A los ocho me inscriben en un club. Yo era de los que jugaba desde la mañana a la noche en la calle. No entendía aquella disciplina ni me gustaba hacer fila para todo. Era sapo de otro pozo y cuando nos llevaron a la pileta quería salir corriendo. Nos formaron en una fila larga y yo era de los últimos. Peor. Cuando comprendí, empecé a temblar y me castañeteaban los dientes y disimulaba frotándome como si hiciera frío pero hacía un calor de locos y del agua subía un vapor que nublaba todo. Uno a uno nos tiraban en la parte honda y los veía caer y desaparecer hasta que volvían dando manotazos. Me quería ir pero el de atrás me empujaba y no tenía escapatoria. Cuando llegó mi turno, el profesor captó mi pavor y dijo que sólo me dejara caer como un soldadito.
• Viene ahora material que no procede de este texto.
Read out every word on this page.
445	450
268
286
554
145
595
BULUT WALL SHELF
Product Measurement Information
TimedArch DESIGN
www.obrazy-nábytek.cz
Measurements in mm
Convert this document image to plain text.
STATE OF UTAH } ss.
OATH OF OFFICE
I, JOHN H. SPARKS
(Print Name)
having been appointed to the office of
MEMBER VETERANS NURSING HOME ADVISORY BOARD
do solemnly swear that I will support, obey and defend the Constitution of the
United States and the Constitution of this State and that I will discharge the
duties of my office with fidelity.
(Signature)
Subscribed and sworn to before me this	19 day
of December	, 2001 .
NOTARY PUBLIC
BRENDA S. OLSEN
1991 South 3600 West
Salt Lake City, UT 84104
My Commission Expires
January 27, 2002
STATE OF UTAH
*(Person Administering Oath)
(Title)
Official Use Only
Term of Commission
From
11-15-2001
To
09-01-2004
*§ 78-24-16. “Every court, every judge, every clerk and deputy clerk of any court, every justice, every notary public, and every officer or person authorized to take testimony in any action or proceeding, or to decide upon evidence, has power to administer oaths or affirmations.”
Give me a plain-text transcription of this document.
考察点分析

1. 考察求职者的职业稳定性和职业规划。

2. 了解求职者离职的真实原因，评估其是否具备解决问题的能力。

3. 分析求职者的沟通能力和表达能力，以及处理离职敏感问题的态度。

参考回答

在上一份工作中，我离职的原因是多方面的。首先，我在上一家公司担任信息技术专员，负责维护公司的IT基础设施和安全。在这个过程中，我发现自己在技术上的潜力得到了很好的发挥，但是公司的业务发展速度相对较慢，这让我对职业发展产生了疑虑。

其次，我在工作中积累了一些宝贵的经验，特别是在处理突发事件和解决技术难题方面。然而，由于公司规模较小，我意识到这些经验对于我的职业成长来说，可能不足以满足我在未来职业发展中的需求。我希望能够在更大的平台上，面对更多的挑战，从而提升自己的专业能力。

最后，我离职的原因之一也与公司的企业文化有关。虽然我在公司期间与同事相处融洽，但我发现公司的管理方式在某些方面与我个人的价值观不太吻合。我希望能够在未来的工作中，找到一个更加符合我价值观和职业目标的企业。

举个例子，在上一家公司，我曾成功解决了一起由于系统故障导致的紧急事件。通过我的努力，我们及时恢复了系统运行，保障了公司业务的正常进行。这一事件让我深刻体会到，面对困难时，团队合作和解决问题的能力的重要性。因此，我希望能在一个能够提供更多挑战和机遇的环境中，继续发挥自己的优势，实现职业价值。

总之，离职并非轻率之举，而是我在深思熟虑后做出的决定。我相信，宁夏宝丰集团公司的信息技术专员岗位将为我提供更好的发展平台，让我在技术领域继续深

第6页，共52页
No me sirvió de mucho porque en las películas, cuando los soldados caían, es porque morían y cerré los ojos y volví a sentir el ahogo de la plaza y cuando los abrí estaba todo oscuro y me seguía hundiendo y empecé a patalear y a moverme y los oídos me estallaban y quería gritar y respirar hondo hasta que paré de bajar y pude ver un poco de luz allá arriba y empecé a subir pero creí que jamás llegaría a la superficie hasta que saqué la cabeza y me tragué todo el aire del mundo junto con un poco de agua que escupí tosiendo y comencé a mover los brazos, porque me hundía otra vez, hasta que por fin llegué al borde y me quedé agarrado, temblando, pero no hice pucheros esa vez.

Ritual

Cuando tenía once años fuimos caminando por la costa. Éramos cinco amigos de la cuadra. Pedimos permiso para ir hasta Pocitos. Nos dejaron, con la condición de volver antes de la cinco. Mentimos. Queríamos ir hasta las piscinas abandonadas de Trouville. Eran dos piletas públicas que se llenaban con agua de mar. La parte baja quedaba expuesta y estaba llena de escombros con los restos de las torres del trampolín que había sido demolido. El agua estaba podrida y era de un verde oscuro y viscoso. Tiramos piedras contra una pared para sortear el orden y me tocó segundo. Aldo era el primero. Había que lanzarse del borde que estaba a un metro por encima del nivel de aquel líquido sucio. No se sabía la profundidad ni si había piedras o pedazos de hormigón pero aquel rito ya era popular en la ciudad. Había que tirarse. Aldo era el que mejor nadaba de todos nosotros pero presentí algo. Estaba parado en el borde y amagaba. Había que entrar al agua de cabeza, era la apuesta, y yo lo sentí dudar. Estuve a punto de decirle que no se tire, que no se preocupara, que yo tampoco lo haría, que no valía la pena, que ninguno lo haría pero sin darme tiempo a nada lo ví caer cabeza abajo y perderse en aquella agua oscura y los segundos pasaron eternos y silenciosos, no se escuchaba nada, el mundo se paró de golpe y todo el ruido de la rambla con los autos y la gente, allá a lo lejos, se acalló por completo y yo nunca había sentido un silencio así hasta que salió de un salto con la cara de repugnancia que jamás le he visto a nadie nunca. Después me tiré yo y todos volvimos abrazados, amigos para siempre.

Ahogo

Años después trabajé en una piscina con niños discapacitados, enseñándoles a nadar y acompañándolos en el agua oficiando de guía. Voy a la playa. Me ha tocado cruzar más de un arroyo y algún río pero cuando refresco mi cabeza bajo el chorro de una canilla en algún día de verano y el agua me corre por el pelo y baja por mi cara e inunda mi nariz y mi boca, vuelvo a sentir aquel mismo ahogo en la lejana fuente de la Plaza.